Pour ça, j’étais plus qu’avec elle, pensais-je. Mais je me taisais en l’écoutant. Elle racontait cette histoire avec des yeux exaltés et rieurs. Une complicité nouvelle semblait s’installer entre nous. Elle continua.
« Quand elle est rentrée, elle semblait surprise et même gênée de me trouver là. Je compris bien vite pourquoi… En fait je lui demandai directement de tes nouvelles, parce que je t’avoue qu’en la voyant sans toi, je commençai à m’inquiéter pour de bon. Mais elle l’a vu et m’a tout de suite rassurée en me disant que tu allais bien. C’est quand je lui ai demandé où tu étais qu’elle s’est assise en silence et m’a dit : « assieds-toi, c’est une longue histoire ». Un peu surprise, je fis comme elle, mais elle se releva comme si elle pensait tout d’un coup à quelque chose, et après être allé dans sa chambre un instant, elle commença à me raconter vos derniers jours, comment tu l’avais convaincue de… enfin de te… de te laisser faire, quoi ! Et puis comment elle y avait elle-même pris goût, et tous vos jeux ... pervers de ces derniers jours. Elle m’a dit aussi qu’elle était gênée par rapport à moi mais qu’elle n’avait trouvé que cette solution pour te redonner un peu le moral après mon départ… »
Il y eut un moment de silence pendant lequel je ne parvins pas à émettre un son. Puis elle reprit :
« Au fait, je voudrais m’excuser d’avoir été dure comme ça avec toi, mais en fait je crois que je n’étais pas prête à ce genre de relations. Enfin avoues que c’est un peu bizarre, non ? »

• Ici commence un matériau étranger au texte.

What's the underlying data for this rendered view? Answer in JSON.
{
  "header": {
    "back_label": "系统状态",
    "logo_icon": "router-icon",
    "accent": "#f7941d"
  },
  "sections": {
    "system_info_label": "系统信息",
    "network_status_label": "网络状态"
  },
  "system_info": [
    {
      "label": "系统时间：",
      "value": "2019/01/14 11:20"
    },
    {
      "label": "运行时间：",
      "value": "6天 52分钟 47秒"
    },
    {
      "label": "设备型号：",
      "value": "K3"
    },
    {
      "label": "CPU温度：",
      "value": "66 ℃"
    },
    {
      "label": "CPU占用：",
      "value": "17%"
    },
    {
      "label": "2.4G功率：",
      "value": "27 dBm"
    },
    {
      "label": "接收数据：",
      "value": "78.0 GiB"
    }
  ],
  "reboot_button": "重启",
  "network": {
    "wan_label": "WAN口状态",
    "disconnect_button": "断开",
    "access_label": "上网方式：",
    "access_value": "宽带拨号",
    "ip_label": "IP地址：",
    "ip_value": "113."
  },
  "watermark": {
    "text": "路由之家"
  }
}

Je hochais la tête. Et ça continuait :
« Et puis je crois qu’en fait j’ai aimé cette idée dès le début mais que ma conscience ou ma morale- comme tu veux- la rejetaient. Mais c’est logique, Adèle aussi, tu sais, même elle ! Elle a eu des scrupules ! Mais bon, on la connait, hein ? Elle n’a jamais reculé devant des expériences un peu extrêmes… » Et elle rit de bon cœur en me prenant sans prévenir dans sa main. Elle me pressa contre ses lèvres pour m’embrasser vigoureusement, puis, après ce moment d’authentique tendresse, constata : « mmm… tu sens le sexe… » Avec un regard lubrique que je lui découvrais. Je devais bien constater que je n’avais jamais mis les filles dans un tel état quand j’avais le bonheur d’avoir encore ma taille normale. Quelle ironie. Tout cela avait-il un sens ?

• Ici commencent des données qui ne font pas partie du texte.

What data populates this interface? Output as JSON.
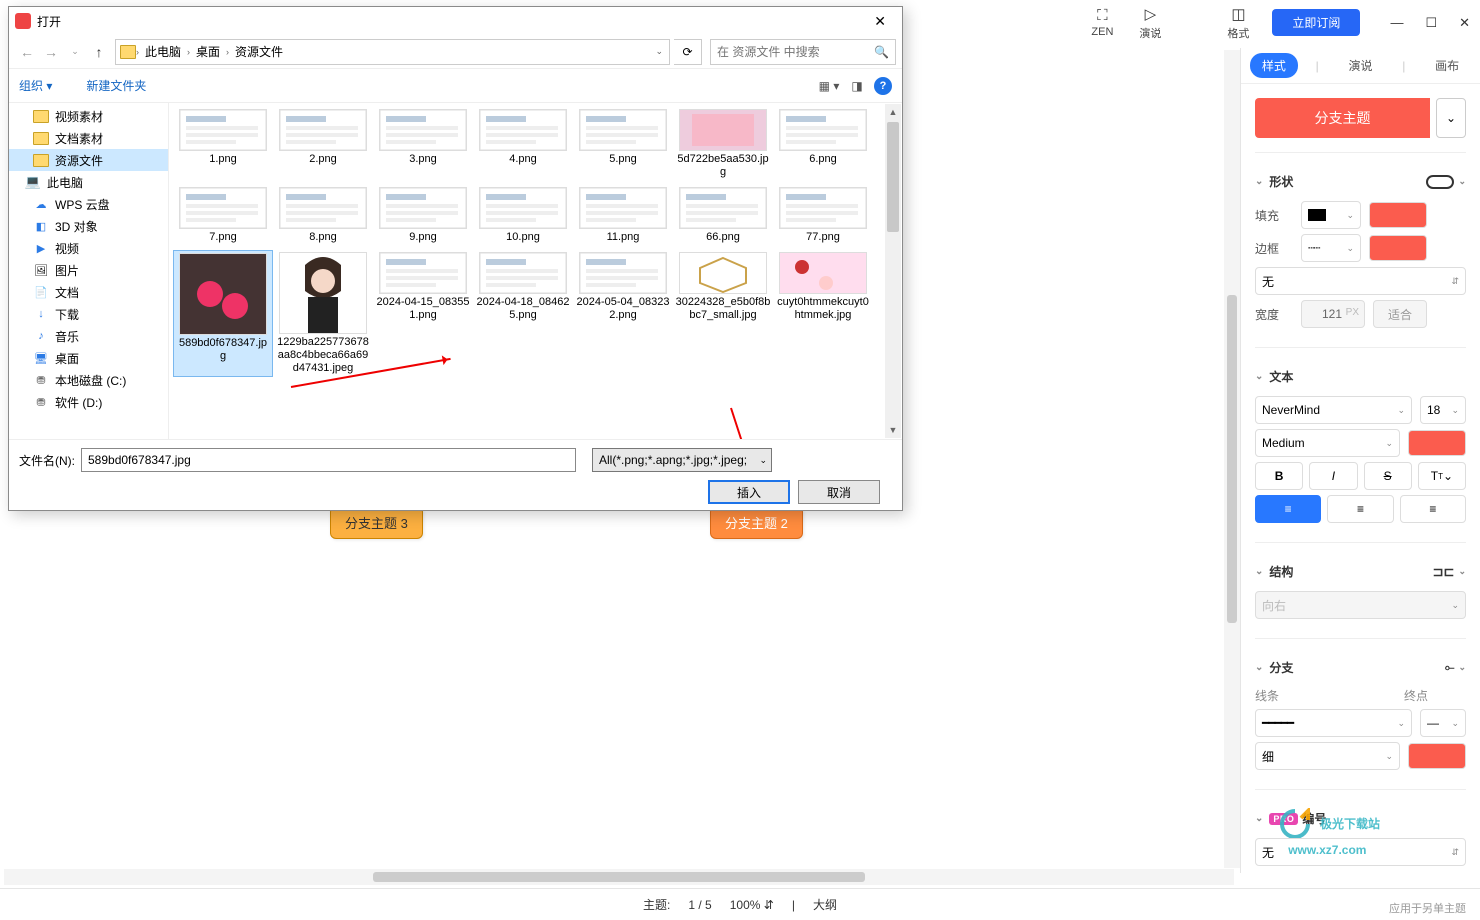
{
  "toolbar": {
    "zen": {
      "label": "ZEN"
    },
    "present": {
      "label": "演说"
    },
    "format": {
      "label": "格式"
    },
    "subscribe": "立即订阅"
  },
  "panel": {
    "tabs": {
      "style": "样式",
      "present": "演说",
      "canvas": "画布"
    },
    "branch_btn": "分支主题",
    "sections": {
      "shape": {
        "title": "形状",
        "fill": "填充",
        "border": "边框",
        "none": "无",
        "width_lbl": "宽度",
        "width_val": "121",
        "width_unit": "PX",
        "fit": "适合"
      },
      "text": {
        "title": "文本",
        "font": "NeverMind",
        "size": "18",
        "weight": "Medium"
      },
      "struct": {
        "title": "结构",
        "dir": "向右"
      },
      "branch": {
        "title": "分支",
        "line": "线条",
        "end": "终点",
        "thin": "细"
      },
      "number": {
        "title": "编号",
        "pro": "PRO",
        "none": "无"
      }
    }
  },
  "canvas": {
    "node1": "分支主题 3",
    "node2": "分支主题 2"
  },
  "status": {
    "theme": "主题:",
    "theme_v": "1 / 5",
    "zoom": "100%",
    "outline": "大纲",
    "apply": "应用于另单主题"
  },
  "watermark": {
    "line1": "极光下载站",
    "line2": "www.xz7.com"
  },
  "dialog": {
    "title": "打开",
    "crumbs": [
      "此电脑",
      "桌面",
      "资源文件"
    ],
    "address_tail": "",
    "search_placeholder": "在 资源文件 中搜索",
    "org": "组织",
    "newfolder": "新建文件夹",
    "tree": [
      {
        "label": "视频素材",
        "icon": "folder"
      },
      {
        "label": "文档素材",
        "icon": "folder"
      },
      {
        "label": "资源文件",
        "icon": "folder",
        "active": true
      },
      {
        "label": "此电脑",
        "icon": "pc",
        "indent": 16
      },
      {
        "label": "WPS 云盘",
        "icon": "wps"
      },
      {
        "label": "3D 对象",
        "icon": "d3"
      },
      {
        "label": "视频",
        "icon": "vid"
      },
      {
        "label": "图片",
        "icon": "pic"
      },
      {
        "label": "文档",
        "icon": "doc"
      },
      {
        "label": "下载",
        "icon": "dl"
      },
      {
        "label": "音乐",
        "icon": "music"
      },
      {
        "label": "桌面",
        "icon": "desk"
      },
      {
        "label": "本地磁盘 (C:)",
        "icon": "disk"
      },
      {
        "label": "软件 (D:)",
        "icon": "disk"
      }
    ],
    "files_r1": [
      {
        "name": "1.png"
      },
      {
        "name": "2.png"
      },
      {
        "name": "3.png"
      },
      {
        "name": "4.png"
      },
      {
        "name": "5.png"
      },
      {
        "name": "5d722be5aa530.jpg"
      },
      {
        "name": "6.png"
      }
    ],
    "files_r2": [
      {
        "name": "7.png"
      },
      {
        "name": "8.png"
      },
      {
        "name": "9.png"
      },
      {
        "name": "10.png"
      },
      {
        "name": "11.png"
      },
      {
        "name": "66.png"
      },
      {
        "name": "77.png"
      }
    ],
    "files_r3": [
      {
        "name": "589bd0f678347.jpg",
        "selected": true
      },
      {
        "name": "1229ba225773678aa8c4bbeca66a69d47431.jpeg"
      },
      {
        "name": "2024-04-15_083551.png"
      },
      {
        "name": "2024-04-18_084625.png"
      },
      {
        "name": "2024-05-04_083232.png"
      },
      {
        "name": "30224328_e5b0f8bbc7_small.jpg"
      },
      {
        "name": "cuyt0htmmekcuyt0htmmek.jpg"
      }
    ],
    "fn_label": "文件名(N):",
    "fn_value": "589bd0f678347.jpg",
    "type_filter": "All(*.png;*.apng;*.jpg;*.jpeg;",
    "insert": "插入",
    "cancel": "取消"
  }
}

« Quand elle me racontait tout cela »
reprit Vanessa ;
« Je dois dire que j’étais un peu jalouse, sans vouloir vraiment me l’avouer. Je revenais avec l’idée de discuter de tout ça avec toi et j’étais décidée à te laisser agir, au moins pour essayer, quoi… Et puis voir ce qui se passait. Alors quand j’ai su que tu avais essayé avec elle en profitant d’un soir où elle était saoule et qu’elle t’avait laissé faire, puis qu’en fait elle avait pris son pied… J’étais folle, intérieurement j’enrageais... Et c’est là qu’elle m’annonce que tu lui avais avoué qu’en fait, c’était avec moi que t’avais envie de faire ça… soi-disant parce que tu serais amoureux de moi… J’étais contente, mais... bon, un peu dégouttée, quoi, d’avoir loupé l’occasion avec toi. Et là elle m’avoue enfin où tu avais passé la journée ! J’y croyais pas, je la maudissais et en même temps je l’enviais… Je lui aurais jamais demandé mais là, elle me l’a proposé elle-même ; elle m’a dit : « Tu le veux ? »
J’ai hésité, bien sûr. Tu penses bien. Mais je me sentais excitée de tout ce qu’elle venait de me raconter et je t’avoues que c’est grisant de savoir qu’on est adorée comme une Déesse. Adèle avait des scrupules parce qu’elle savait bien que c’était pas avec elle que tu avais envie d’être. Et c’est comme ça qu’elle a fini de me convaincre. C’est parce que je savais que c’était ce que tu voulais que je l’ai fait, mais maintenant, c’est aussi ce dont j’ai le plus envie... »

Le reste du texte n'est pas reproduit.